Deleuze et la littérature (1/4) : Sous les signes de Proust
Les Nouveaux chemins de la connaissance
Émission diffusée sur France Culture le 05.12.2016.
Par Adèle Van Reeth.
Aujourd'hui, nous évoquons en compagnie du philosophe et proustien
Jacques Darriulat cette lecture philosophique du chef-d'œuvre de Proust À
la recherche du temps perdu.
"Ce qui force à penser, c'est le signe", écrit Deleuze dans son essai de
1964 "Proust et les signes". La Recherche du temps perdu serait alors
non pas le livre de la mémoire, mais un roman d'apprentissage -
apprentissage du déchiffrement des signes qui y prolifèrent, des signes
vides de la mondanité aux signes de l'art qui nous mettent face aux
essences.
Le texte du jour :
« Ce qui force à penser, c’est le signe. Le signe est l’objet d’une
rencontre ; mais c’est précisément la contingence de la rencontre qui
garantit la nécessité de ce qu’elle donne à penser. L’acte de penser ne
découle pas d’une simple possibilité naturelle. Il est, au contraire, la
seule création véritable. La création, c’est la genèse de l’acte de
penser dans la pensée elle-même. Or cette genèse implique quelque chose
qui fait violence à la pensée, qui l’arrache à sa stupeur naturelle, à
ses possibilités seulement abstraites. Penser, c’est toujours
interpréter, c’est-à-dire expliquer, développer, traduire un signe.
Traduire, déchiffrer, développer sont la forme de la création pure. Il
n’y a pas plus de significations explicites que d’idées claires. Il n’y a
que des sens impliqués dans des signes ; et si la pensée a le pouvoir
d’expliquer le signe, de le développer dans une Idée, c’est parce que
l’Idée est déjà là dans le signe, à l’état enveloppé et enroulé, dans
l’état obscur de ce qui force à penser. Nous ne cherchons la vérité que
dans le temps, contraints et forcés. Le chercheur de vérité, c’est le
jaloux qui surprend un signe mensonger sur le visage de l’aimé. C’est
l’homme sensible, en tant qu’il rencontre la violence d’une impression.

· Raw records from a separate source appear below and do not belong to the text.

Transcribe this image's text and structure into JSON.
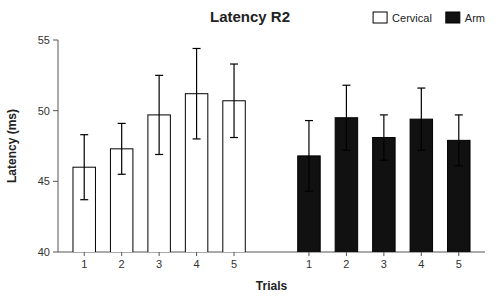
{
  "chart_data": {
    "type": "bar",
    "title": "Latency R2",
    "xlabel": "Trials",
    "ylabel": "Latency (ms)",
    "categories": [
      1,
      2,
      3,
      4,
      5
    ],
    "series": [
      {
        "name": "Cervical",
        "color": "#ffffff",
        "values": [
          46.0,
          47.3,
          49.7,
          51.2,
          50.7
        ],
        "errors": [
          2.3,
          1.8,
          2.8,
          3.2,
          2.6
        ]
      },
      {
        "name": "Arm",
        "color": "#111111",
        "values": [
          46.8,
          49.5,
          48.1,
          49.4,
          47.9
        ],
        "errors": [
          2.5,
          2.3,
          1.6,
          2.2,
          1.8
        ]
      }
    ],
    "ylim": [
      40,
      55
    ],
    "yticks": [
      40,
      45,
      50,
      55
    ],
    "legend": "upper right"
  }
}
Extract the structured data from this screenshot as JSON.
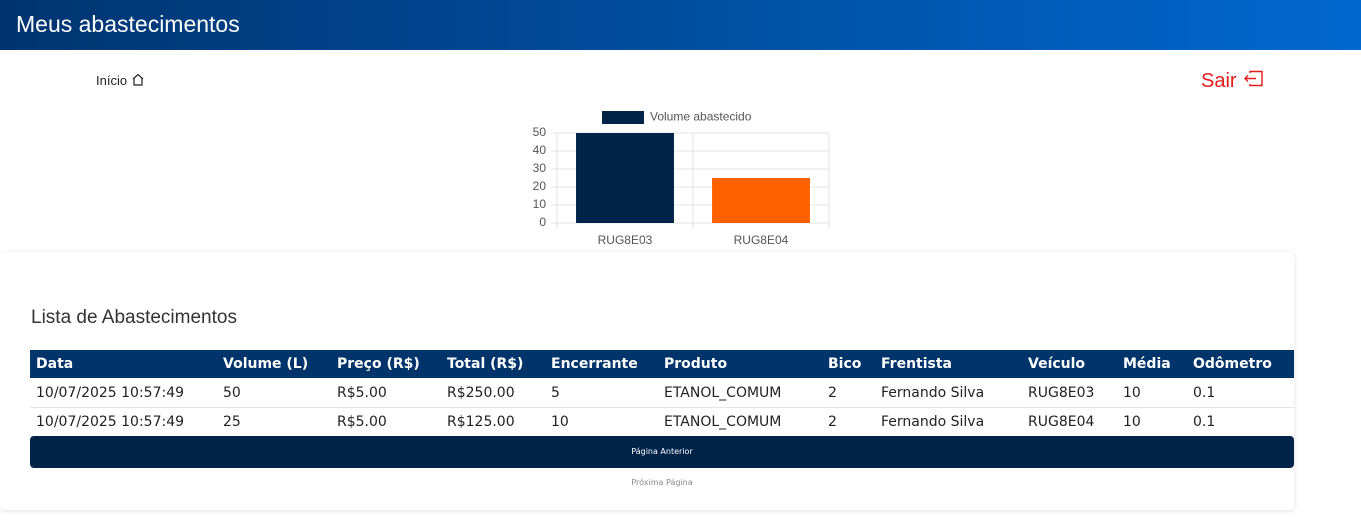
{
  "header": {
    "title": "Meus abastecimentos"
  },
  "nav": {
    "home": "Início",
    "logout": "Sair"
  },
  "chart_data": {
    "type": "bar",
    "categories": [
      "RUG8E03",
      "RUG8E04"
    ],
    "series": [
      {
        "name": "Volume abastecido",
        "color": "#00234a",
        "colors": [
          "#00234a",
          "#ff6000"
        ],
        "values": [
          50,
          25
        ]
      }
    ],
    "ylim": [
      0,
      50
    ],
    "yticks": [
      0,
      10,
      20,
      30,
      40,
      50
    ],
    "grid": true
  },
  "table": {
    "title": "Lista de Abastecimentos",
    "columns": [
      "Data",
      "Volume (L)",
      "Preço (R$)",
      "Total (R$)",
      "Encerrante",
      "Produto",
      "Bico",
      "Frentista",
      "Veículo",
      "Média",
      "Odômetro"
    ],
    "rows": [
      [
        "10/07/2025 10:57:49",
        "50",
        "R$5.00",
        "R$250.00",
        "5",
        "ETANOL_COMUM",
        "2",
        "Fernando Silva",
        "RUG8E03",
        "10",
        "0.1"
      ],
      [
        "10/07/2025 10:57:49",
        "25",
        "R$5.00",
        "R$125.00",
        "10",
        "ETANOL_COMUM",
        "2",
        "Fernando Silva",
        "RUG8E04",
        "10",
        "0.1"
      ]
    ]
  },
  "pagination": {
    "previous": "Página Anterior",
    "next": "Próxima Página"
  }
}
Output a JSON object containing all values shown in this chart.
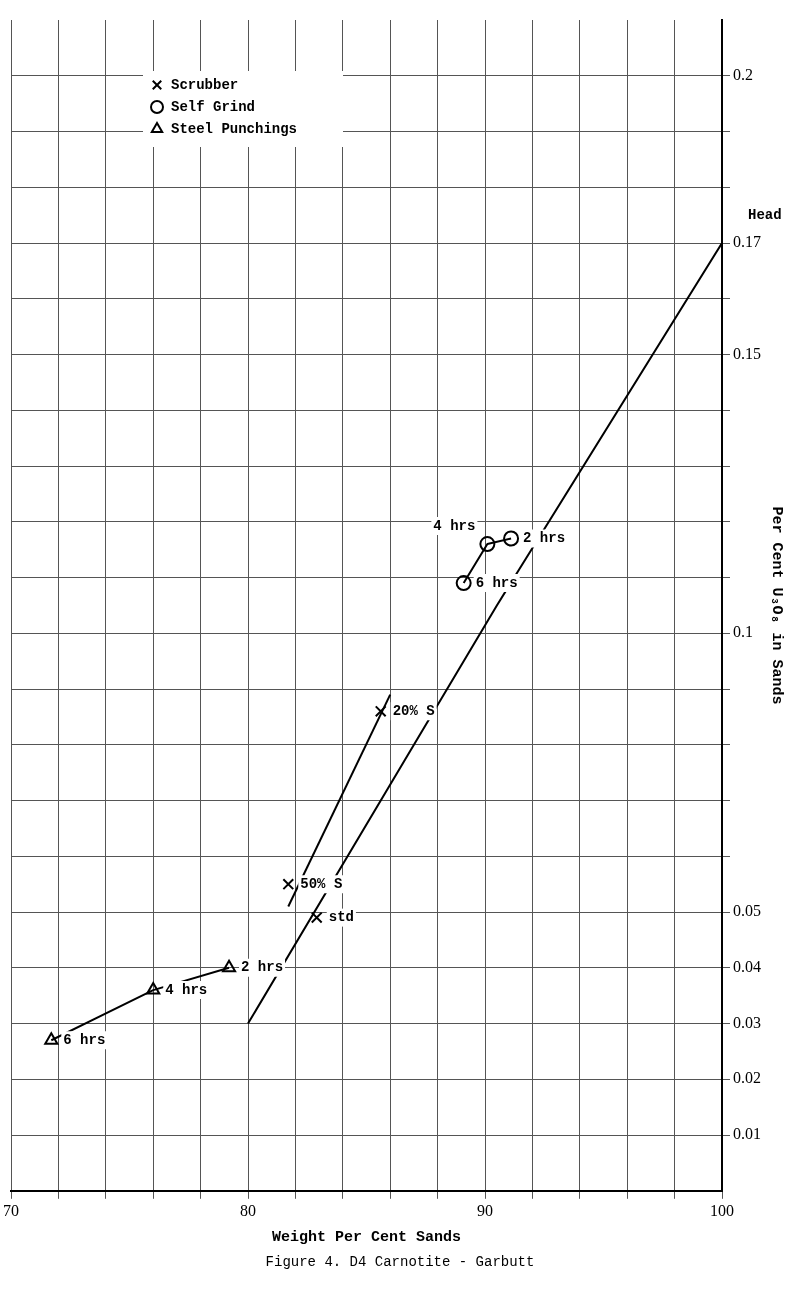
{
  "chart_data": {
    "type": "scatter",
    "title": null,
    "xlabel": "Weight Per Cent Sands",
    "ylabel": "Per Cent U₃O₈ in Sands",
    "xlim": [
      70,
      100
    ],
    "ylim": [
      0,
      0.21
    ],
    "xticks": [
      70,
      {
        "value": 72,
        "label": null
      },
      {
        "value": 74,
        "label": null
      },
      {
        "value": 76,
        "label": null
      },
      {
        "value": 78,
        "label": null
      },
      80,
      {
        "value": 82,
        "label": null
      },
      {
        "value": 84,
        "label": null
      },
      {
        "value": 86,
        "label": null
      },
      {
        "value": 88,
        "label": null
      },
      90,
      {
        "value": 92,
        "label": null
      },
      {
        "value": 94,
        "label": null
      },
      {
        "value": 96,
        "label": null
      },
      {
        "value": 98,
        "label": null
      },
      100
    ],
    "yticks": [
      0.01,
      0.02,
      0.03,
      0.04,
      0.05,
      {
        "value": 0.06,
        "label": null
      },
      {
        "value": 0.07,
        "label": null
      },
      {
        "value": 0.08,
        "label": null
      },
      {
        "value": 0.09,
        "label": null
      },
      0.1,
      {
        "value": 0.11,
        "label": null
      },
      {
        "value": 0.12,
        "label": null
      },
      {
        "value": 0.13,
        "label": null
      },
      {
        "value": 0.14,
        "label": null
      },
      0.15,
      {
        "value": 0.16,
        "label": null
      },
      0.17,
      {
        "value": 0.18,
        "label": null
      },
      {
        "value": 0.19,
        "label": null
      },
      0.2
    ],
    "grid": true,
    "legend": "top left",
    "series": [
      {
        "name": "Scrubber",
        "marker": "cross",
        "color": "#000000",
        "x": [
          82.9
        ],
        "values": [
          0.049
        ]
      },
      {
        "marker": "cross",
        "color": "#000000",
        "x": [
          81.7,
          85.6
        ],
        "values": [
          0.055,
          0.086
        ]
      },
      {
        "name": "Self Grind",
        "type": "line",
        "marker": "circle",
        "color": "#000000",
        "x": [
          89.1,
          90.1,
          91.1
        ],
        "values": [
          0.109,
          0.116,
          0.117
        ]
      },
      {
        "name": "Steel Punchings",
        "type": "line",
        "marker": "triangle",
        "color": "#000000",
        "x": [
          71.7,
          76.0,
          79.2
        ],
        "values": [
          0.027,
          0.036,
          0.04
        ]
      },
      {
        "type": "line",
        "marker": "none",
        "color": "#000000",
        "x": [
          81.7,
          86.0
        ],
        "values": [
          0.051,
          0.089
        ]
      },
      {
        "type": "line",
        "marker": "none",
        "color": "#000000",
        "x": [
          80.0,
          90.5,
          100.0
        ],
        "values": [
          0.03,
          0.105,
          0.17
        ]
      }
    ],
    "annotations": [
      {
        "text": "6 hrs",
        "x": 71.7,
        "y": 0.027
      },
      {
        "text": "4 hrs",
        "x": 76.0,
        "y": 0.036
      },
      {
        "text": "2 hrs",
        "x": 79.2,
        "y": 0.04
      },
      {
        "text": "50% S",
        "x": 81.7,
        "y": 0.055
      },
      {
        "text": "std",
        "x": 82.9,
        "y": 0.049
      },
      {
        "text": "20% S",
        "x": 85.6,
        "y": 0.086
      },
      {
        "text": "6 hrs",
        "x": 89.1,
        "y": 0.109
      },
      {
        "text": "4 hrs",
        "x": 90.1,
        "y": 0.116
      },
      {
        "text": "2 hrs",
        "x": 91.1,
        "y": 0.117
      },
      {
        "text": "Head",
        "x": 100,
        "y": 0.17
      },
      "Figure 4. D4 Carnotite - Garbutt"
    ]
  }
}
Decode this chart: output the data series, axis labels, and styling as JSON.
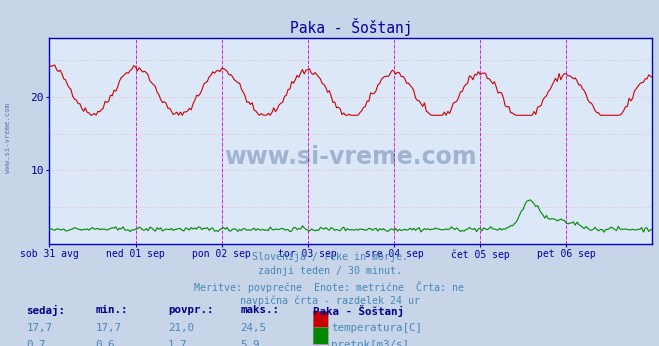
{
  "title": "Paka - Šoštanj",
  "title_color": "#0000aa",
  "bg_color": "#c8d4e8",
  "plot_bg_color": "#dce8f8",
  "grid_h_color": "#e8b8b8",
  "grid_v_color": "#e8b8b8",
  "axis_color": "#0000cc",
  "tick_color": "#0000aa",
  "temp_color": "#cc0000",
  "flow_color": "#008800",
  "vline_color": "#dd00dd",
  "xlim": [
    0,
    336
  ],
  "ylim": [
    0,
    28
  ],
  "yticks": [
    10,
    20
  ],
  "ytick_labels": [
    "10",
    "20"
  ],
  "x_tick_positions": [
    0,
    48,
    96,
    144,
    192,
    240,
    288
  ],
  "x_tick_labels": [
    "sob 31 avg",
    "ned 01 sep",
    "pon 02 sep",
    "tor 03 sep",
    "sre 04 sep",
    "čet 05 sep",
    "pet 06 sep"
  ],
  "vline_positions": [
    48,
    96,
    144,
    192,
    240,
    288,
    336
  ],
  "subtitle_lines": [
    "Slovenija / reke in morje.",
    "zadnji teden / 30 minut.",
    "Meritve: povprečne  Enote: metrične  Črta: ne",
    "navpična črta - razdelek 24 ur"
  ],
  "table_headers": [
    "sedaj:",
    "min.:",
    "povpr.:",
    "maks.:",
    "Paka - Šoštanj"
  ],
  "table_row1_vals": [
    "17,7",
    "17,7",
    "21,0",
    "24,5"
  ],
  "table_row1_label": "temperatura[C]",
  "table_row1_color": "#cc0000",
  "table_row2_vals": [
    "0,7",
    "0,6",
    "1,7",
    "5,9"
  ],
  "table_row2_label": "pretok[m3/s]",
  "table_row2_color": "#008800",
  "watermark_text": "www.si-vreme.com",
  "watermark_color": "#1a3a7a",
  "left_label_color": "#4466aa",
  "subtitle_color": "#4488bb",
  "table_header_color": "#000088",
  "table_val_color": "#4488bb"
}
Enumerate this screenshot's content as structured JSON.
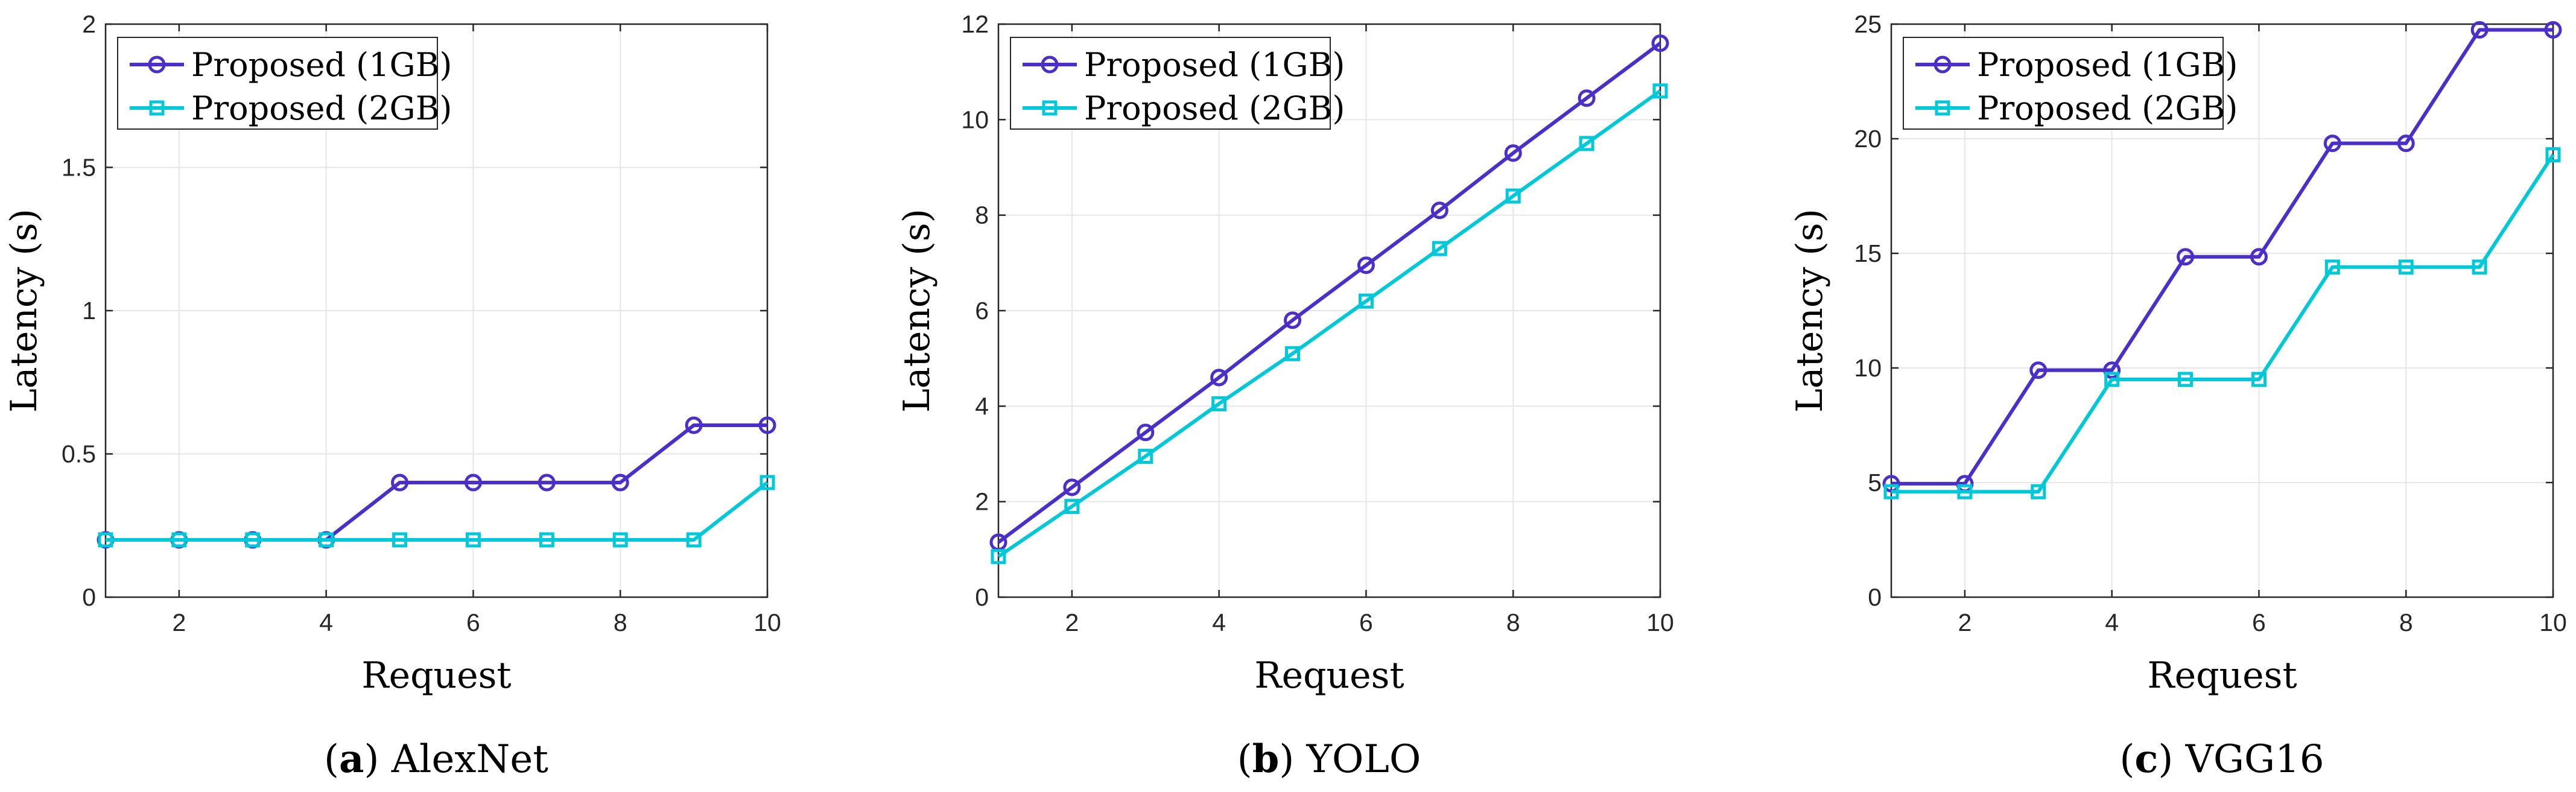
{
  "chart_data": [
    {
      "type": "line",
      "caption_letter": "a",
      "caption_text": "AlexNet",
      "xlabel": "Request",
      "ylabel": "Latency (s)",
      "xlim": [
        1,
        10
      ],
      "ylim": [
        0,
        2
      ],
      "xticks": [
        2,
        4,
        6,
        8,
        10
      ],
      "yticks": [
        0,
        0.5,
        1,
        1.5,
        2
      ],
      "ytick_labels": [
        "0",
        "0.5",
        "1",
        "1.5",
        "2"
      ],
      "grid": true,
      "legend_position": "top-left",
      "x": [
        1,
        2,
        3,
        4,
        5,
        6,
        7,
        8,
        9,
        10
      ],
      "series": [
        {
          "name": "Proposed (1GB)",
          "marker": "circle",
          "color": "#4B2FC8",
          "values": [
            0.2,
            0.2,
            0.2,
            0.2,
            0.4,
            0.4,
            0.4,
            0.4,
            0.6,
            0.6
          ]
        },
        {
          "name": "Proposed (2GB)",
          "marker": "square",
          "color": "#00C8D8",
          "values": [
            0.2,
            0.2,
            0.2,
            0.2,
            0.2,
            0.2,
            0.2,
            0.2,
            0.2,
            0.4
          ]
        }
      ]
    },
    {
      "type": "line",
      "caption_letter": "b",
      "caption_text": "YOLO",
      "xlabel": "Request",
      "ylabel": "Latency (s)",
      "xlim": [
        1,
        10
      ],
      "ylim": [
        0,
        12
      ],
      "xticks": [
        2,
        4,
        6,
        8,
        10
      ],
      "yticks": [
        0,
        2,
        4,
        6,
        8,
        10,
        12
      ],
      "ytick_labels": [
        "0",
        "2",
        "4",
        "6",
        "8",
        "10",
        "12"
      ],
      "grid": true,
      "legend_position": "top-left",
      "x": [
        1,
        2,
        3,
        4,
        5,
        6,
        7,
        8,
        9,
        10
      ],
      "series": [
        {
          "name": "Proposed (1GB)",
          "marker": "circle",
          "color": "#4B2FC8",
          "values": [
            1.15,
            2.3,
            3.45,
            4.6,
            5.8,
            6.95,
            8.1,
            9.3,
            10.45,
            11.6
          ]
        },
        {
          "name": "Proposed (2GB)",
          "marker": "square",
          "color": "#00C8D8",
          "values": [
            0.85,
            1.9,
            2.95,
            4.05,
            5.1,
            6.2,
            7.3,
            8.4,
            9.5,
            10.6
          ]
        }
      ]
    },
    {
      "type": "line",
      "caption_letter": "c",
      "caption_text": "VGG16",
      "xlabel": "Request",
      "ylabel": "Latency (s)",
      "xlim": [
        1,
        10
      ],
      "ylim": [
        0,
        25
      ],
      "xticks": [
        2,
        4,
        6,
        8,
        10
      ],
      "yticks": [
        0,
        5,
        10,
        15,
        20,
        25
      ],
      "ytick_labels": [
        "0",
        "5",
        "10",
        "15",
        "20",
        "25"
      ],
      "grid": true,
      "legend_position": "top-left",
      "x": [
        1,
        2,
        3,
        4,
        5,
        6,
        7,
        8,
        9,
        10
      ],
      "series": [
        {
          "name": "Proposed (1GB)",
          "marker": "circle",
          "color": "#4B2FC8",
          "values": [
            4.95,
            4.95,
            9.9,
            9.9,
            14.85,
            14.85,
            19.8,
            19.8,
            24.75,
            24.75
          ]
        },
        {
          "name": "Proposed (2GB)",
          "marker": "square",
          "color": "#00C8D8",
          "values": [
            4.6,
            4.6,
            4.6,
            9.5,
            9.5,
            9.5,
            14.4,
            14.4,
            14.4,
            19.3
          ]
        }
      ]
    }
  ]
}
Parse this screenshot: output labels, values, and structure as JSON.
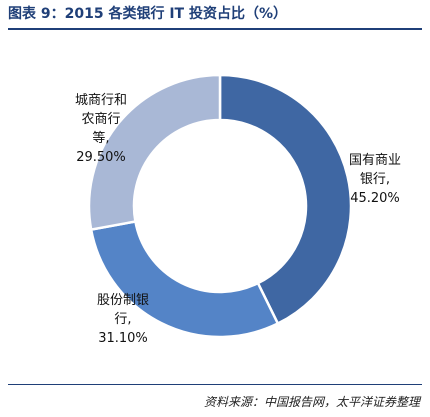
{
  "title": "图表 9：2015 各类银行 IT 投资占比（%）",
  "source": "资料来源：中国报告网，太平洋证券整理",
  "colors": {
    "title": "#1f3f78",
    "state_owned": "#3f67a3",
    "joint_stock": "#5484c7",
    "city_rural": "#a9b8d6"
  },
  "chart_data": {
    "type": "pie",
    "donut": true,
    "categories": [
      "国有商业银行",
      "股份制银行",
      "城商行和农商行等"
    ],
    "values": [
      45.2,
      31.1,
      29.5
    ],
    "units": "%",
    "labels": {
      "state_owned": [
        "国有商业",
        "银行,",
        "45.20%"
      ],
      "joint_stock": [
        "股份制银",
        "行,",
        "31.10%"
      ],
      "city_rural": [
        "城商行和",
        "农商行",
        "等,",
        "29.50%"
      ]
    }
  }
}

C’est le lecteur, c’est l’auditeur, en tant que l’œuvre d’art émet des
signes qui le forcera peut-être à créer, comme l’appel du génie à
d’autres génies. Les communications de l’amitié bavarde ne sont rien,
face aux interprétations silencieuses d’un amant. La philosophie, avec
toute sa méthode et sa bonne volonté, n’est rien face aux pressions
secrètes de l’œuvre d’art. Toujours la création, comme la genèse de
l’acte de penser, part des signes. L’œuvre d’art naît des signes autant
qu’elle les fait naître ; le créateur est comme le jaloux, divin
interprète qui surveille les signes auxquels la vérité se trahit. »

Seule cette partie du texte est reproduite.